The state's Proposition 65 law requires California to warn consumers of any chemicals known to cause cancer or reproductive toxicity. More than 900 chemicals have been added to the state's list – the largest in the United States – since the law passed in 1986.

But does acetaminophen, which has been used by millions of Americans for decades, actually cause cancer? The evidence isn't totally clear.

California regulators have reviewed 133 studies published in peer-reviewed journals, according to The Associated Press. Some of them found acetaminophen increased the risk of some cancers, including kidney, bladder and blood cancers. Others found no such link. Plus, scientists have struggled to isolate the drug from other variables that cause cancer.

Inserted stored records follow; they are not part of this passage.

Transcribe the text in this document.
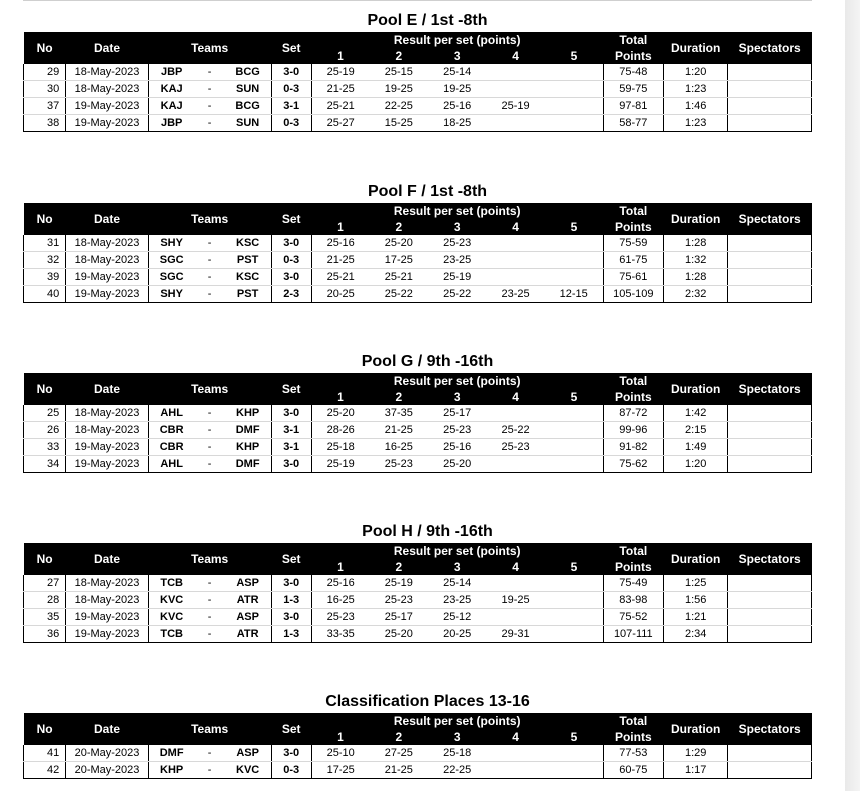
Pool E / 1st -8th
No	Date	Teams			Set	Result per set (points)					Total	Duration	Spectators
						1	2	3	4	5	Points		
29	18-May-2023	JBP	-	BCG	3-0	25-19	25-15	25-14			75-48	1:20	
30	18-May-2023	KAJ	-	SUN	0-3	21-25	19-25	19-25			59-75	1:23	
37	19-May-2023	KAJ	-	BCG	3-1	25-21	22-25	25-16	25-19		97-81	1:46	
38	19-May-2023	JBP	-	SUN	0-3	25-27	15-25	18-25			58-77	1:23	
Pool F / 1st -8th
No	Date	Teams			Set	Result per set (points)					Total	Duration	Spectators
						1	2	3	4	5	Points		
31	18-May-2023	SHY	-	KSC	3-0	25-16	25-20	25-23			75-59	1:28	
32	18-May-2023	SGC	-	PST	0-3	21-25	17-25	23-25			61-75	1:32	
39	19-May-2023	SGC	-	KSC	3-0	25-21	25-21	25-19			75-61	1:28	
40	19-May-2023	SHY	-	PST	2-3	20-25	25-22	25-22	23-25	12-15	105-109	2:32	
Pool G / 9th -16th
No	Date	Teams			Set	Result per set (points)					Total	Duration	Spectators
						1	2	3	4	5	Points		
25	18-May-2023	AHL	-	KHP	3-0	25-20	37-35	25-17			87-72	1:42	
26	18-May-2023	CBR	-	DMF	3-1	28-26	21-25	25-23	25-22		99-96	2:15	
33	19-May-2023	CBR	-	KHP	3-1	25-18	16-25	25-16	25-23		91-82	1:49	
34	19-May-2023	AHL	-	DMF	3-0	25-19	25-23	25-20			75-62	1:20	
Pool H / 9th -16th
No	Date	Teams			Set	Result per set (points)					Total	Duration	Spectators
						1	2	3	4	5	Points		
27	18-May-2023	TCB	-	ASP	3-0	25-16	25-19	25-14			75-49	1:25	
28	18-May-2023	KVC	-	ATR	1-3	16-25	25-23	23-25	19-25		83-98	1:56	
35	19-May-2023	KVC	-	ASP	3-0	25-23	25-17	25-12			75-52	1:21	
36	19-May-2023	TCB	-	ATR	1-3	33-35	25-20	20-25	29-31		107-111	2:34	
Classification Places 13-16
No	Date	Teams			Set	Result per set (points)					Total	Duration	Spectators
						1	2	3	4	5	Points		
41	20-May-2023	DMF	-	ASP	3-0	25-10	27-25	25-18			77-53	1:29	
42	20-May-2023	KHP	-	KVC	0-3	17-25	21-25	22-25			60-75	1:17	
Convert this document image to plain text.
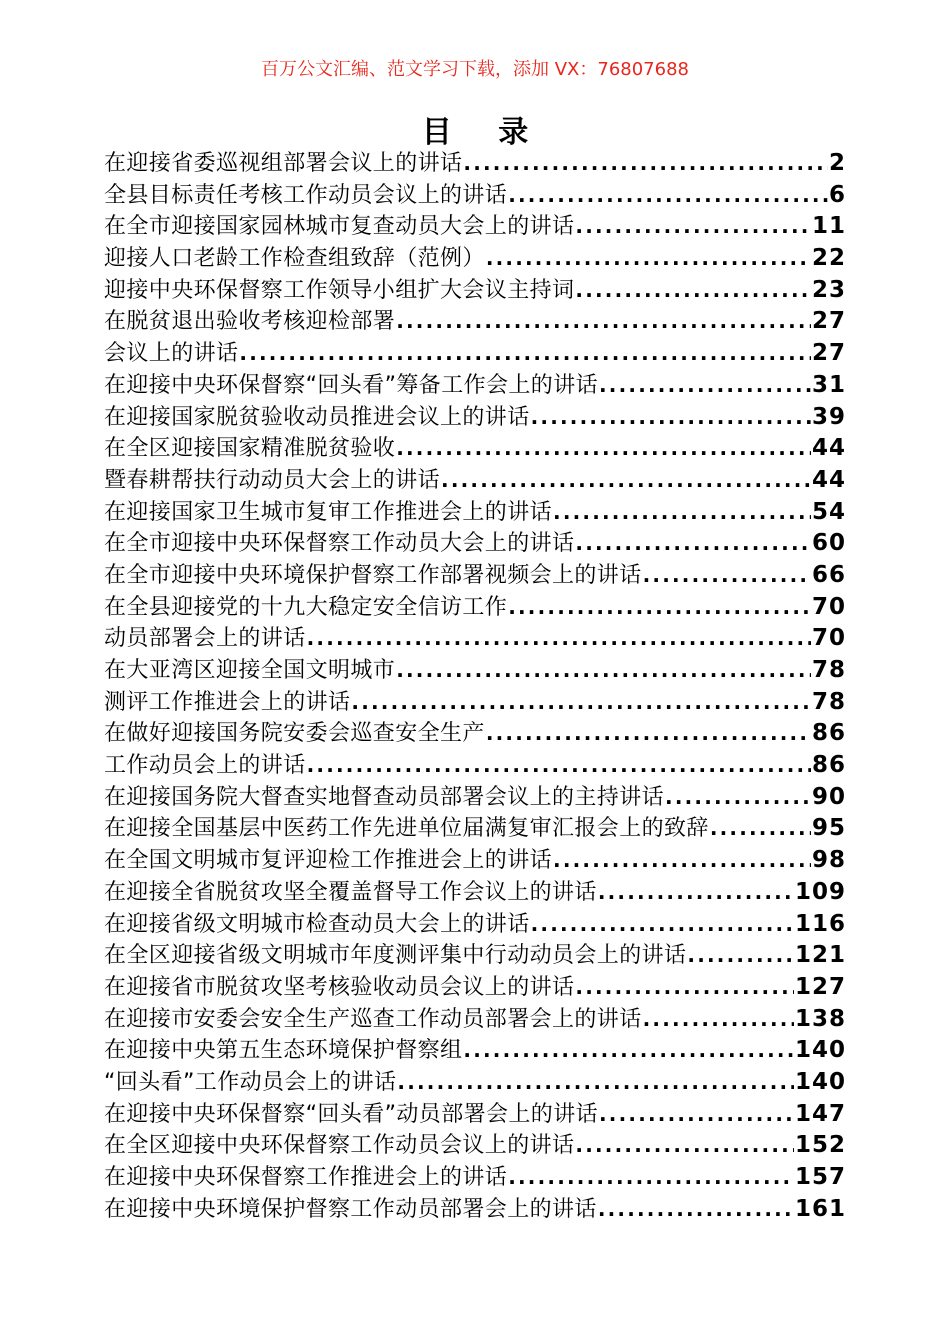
百万公文汇编、范文学习下载，添加 VX：76807688
目 录
在迎接省委巡视组部署会议上的讲话 .....	2
全县目标责任考核工作动员会议上的讲话 .....	6
在全市迎接国家园林城市复查动员大会上的讲话 .....	11
迎接人口老龄工作检查组致辞（范例） .....	22
迎接中央环保督察工作领导小组扩大会议主持词 .....	23
在脱贫退出验收考核迎检部署 .....	27
会议上的讲话 .....	27
在迎接中央环保督察“回头看”筹备工作会上的讲话 .....	31
在迎接国家脱贫验收动员推进会议上的讲话 .....	39
在全区迎接国家精准脱贫验收 .....	44
暨春耕帮扶行动动员大会上的讲话 .....	44
在迎接国家卫生城市复审工作推进会上的讲话 .....	54
在全市迎接中央环保督察工作动员大会上的讲话 .....	60
在全市迎接中央环境保护督察工作部署视频会上的讲话 .....	66
在全县迎接党的十九大稳定安全信访工作 .....	70
动员部署会上的讲话 .....	70
在大亚湾区迎接全国文明城市 .....	78
测评工作推进会上的讲话 .....	78
在做好迎接国务院安委会巡查安全生产 .....	86
工作动员会上的讲话 .....	86
在迎接国务院大督查实地督查动员部署会议上的主持讲话 .....	90
在迎接全国基层中医药工作先进单位届满复审汇报会上的致辞 .....	95
在全国文明城市复评迎检工作推进会上的讲话 .....	98
在迎接全省脱贫攻坚全覆盖督导工作会议上的讲话 .....	109
在迎接省级文明城市检查动员大会上的讲话 .....	116
在全区迎接省级文明城市年度测评集中行动动员会上的讲话 .....	121
在迎接省市脱贫攻坚考核验收动员会议上的讲话 .....	127
在迎接市安委会安全生产巡查工作动员部署会上的讲话 .....	138
在迎接中央第五生态环境保护督察组 .....	140
“回头看”工作动员会上的讲话 .....	140
在迎接中央环保督察“回头看”动员部署会上的讲话 .....	147
在全区迎接中央环保督察工作动员会议上的讲话 .....	152
在迎接中央环保督察工作推进会上的讲话 .....	157
在迎接中央环境保护督察工作动员部署会上的讲话 .....	161
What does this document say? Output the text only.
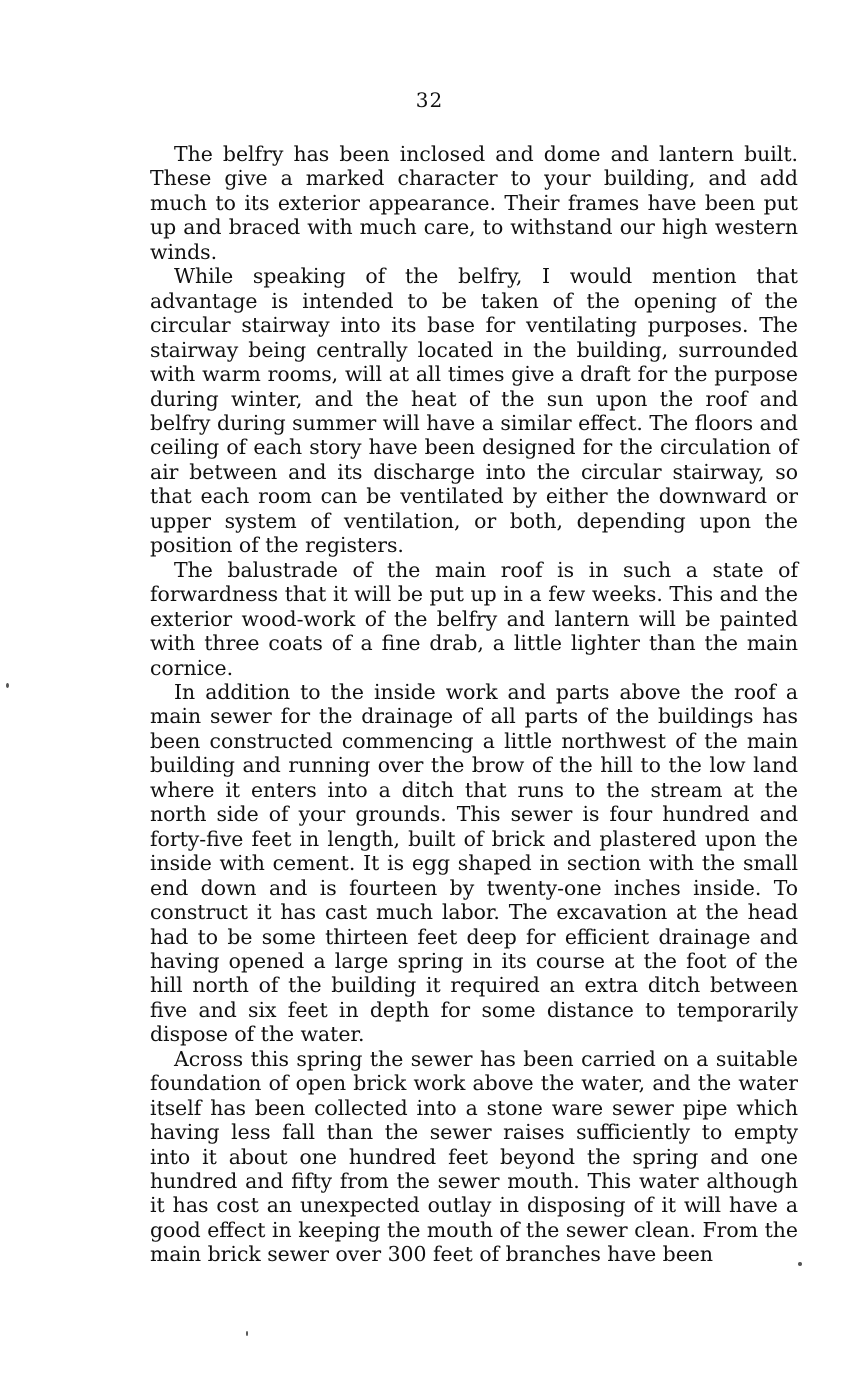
32

The belfry has been inclosed and dome and lantern built. These give a marked character to your building, and add much to its exterior appearance. Their frames have been put up and braced with much care, to withstand our high western winds.

While speaking of the belfry, I would mention that advantage is intended to be taken of the opening of the circular stairway into its base for ventilating purposes. The stairway being centrally located in the building, surrounded with warm rooms, will at all times give a draft for the purpose during winter, and the heat of the sun upon the roof and belfry during summer will have a similar effect. The floors and ceiling of each story have been designed for the circulation of air between and its discharge into the circular stairway, so that each room can be ventilated by either the downward or upper system of ventilation, or both, depending upon the position of the registers.

The balustrade of the main roof is in such a state of forwardness that it will be put up in a few weeks. This and the exterior wood-work of the belfry and lantern will be painted with three coats of a fine drab, a little lighter than the main cornice.

In addition to the inside work and parts above the roof a main sewer for the drainage of all parts of the buildings has been constructed commencing a little northwest of the main building and running over the brow of the hill to the low land where it enters into a ditch that runs to the stream at the north side of your grounds. This sewer is four hundred and forty-five feet in length, built of brick and plastered upon the inside with cement. It is egg shaped in section with the small end down and is fourteen by twenty-one inches inside. To construct it has cast much labor. The excavation at the head had to be some thirteen feet deep for efficient drainage and having opened a large spring in its course at the foot of the hill north of the building it required an extra ditch between five and six feet in depth for some distance to temporarily dispose of the water.

Across this spring the sewer has been carried on a suitable foundation of open brick work above the water, and the water itself has been collected into a stone ware sewer pipe which having less fall than the sewer raises sufficiently to empty into it about one hundred feet beyond the spring and one hundred and fifty from the sewer mouth. This water although it has cost an unexpected outlay in disposing of it will have a good effect in keeping the mouth of the sewer clean. From the main brick sewer over 300 feet of branches have been
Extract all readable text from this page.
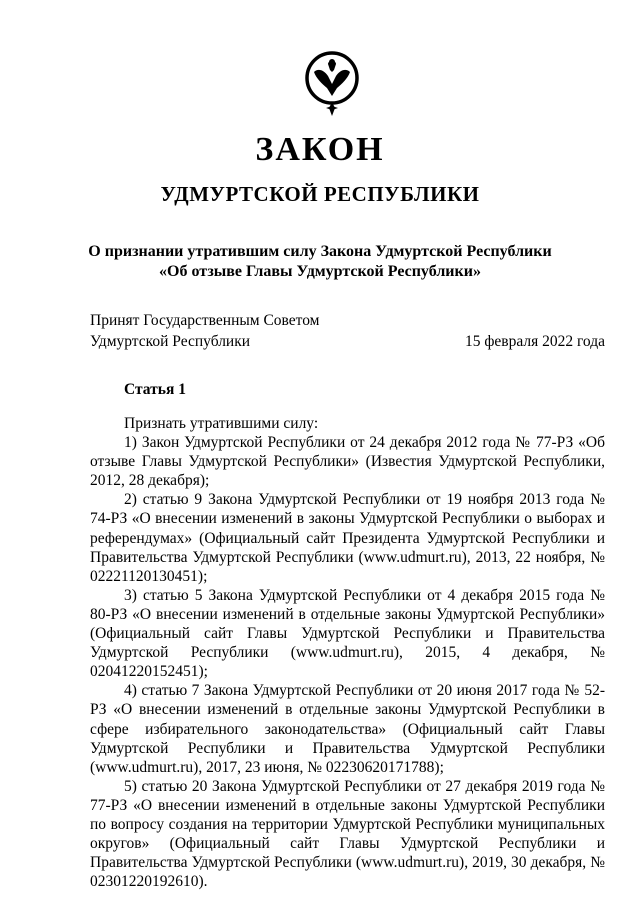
ЗАКОН
УДМУРТСКОЙ РЕСПУБЛИКИ
О признании утратившим силу Закона Удмуртской Республики
«Об отзыве Главы Удмуртской Республики»
Принят Государственным Советом
Удмуртской Республики	15 февраля 2022 года
Статья 1

Признать утратившими силу:

1) Закон Удмуртской Республики от 24 декабря 2012 года № 77-РЗ «Об отзыве Главы Удмуртской Республики» (Известия Удмуртской Республики, 2012, 28 декабря);

2) статью 9 Закона Удмуртской Республики от 19 ноября 2013 года № 74-РЗ «О внесении изменений в законы Удмуртской Республики о выборах и референдумах» (Официальный сайт Президента Удмуртской Республики и Правительства Удмуртской Республики (www.udmurt.ru), 2013, 22 ноября, № 02221120130451);

3) статью 5 Закона Удмуртской Республики от 4 декабря 2015 года № 80-РЗ «О внесении изменений в отдельные законы Удмуртской Республики» (Официальный сайт Главы Удмуртской Республики и Правительства Удмуртской Республики (www.udmurt.ru), 2015, 4 декабря, № 02041220152451);

4) статью 7 Закона Удмуртской Республики от 20 июня 2017 года № 52-РЗ «О внесении изменений в отдельные законы Удмуртской Республики в сфере избирательного законодательства» (Официальный сайт Главы Удмуртской Республики и Правительства Удмуртской Республики (www.udmurt.ru), 2017, 23 июня, № 02230620171788);

5) статью 20 Закона Удмуртской Республики от 27 декабря 2019 года № 77-РЗ «О внесении изменений в отдельные законы Удмуртской Республики по вопросу создания на территории Удмуртской Республики муниципальных округов» (Официальный сайт Главы Удмуртской Республики и Правительства Удмуртской Республики (www.udmurt.ru), 2019, 30 декабря, № 02301220192610).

Additionally, the International Agency for Research on Cancer has twice declined to declare acetaminophen a possible carcinogen, The AP reported.

Acetaminophen has been used to treat mild to moderate pain, including fevers, since the 1950s. It is included in hundreds of over-the-counter medications, including Excedrin, Midol and DayQuil. And the World Health Organization includes it on its list of essential medications

California's Carcinogen Identification Committee, a group of scientists, will determine whether the state deems acetaminophen a carcinogen after public comments close on Jan. 27. If added to the list, regulators could require products containing acetaminophen to carry warning labels.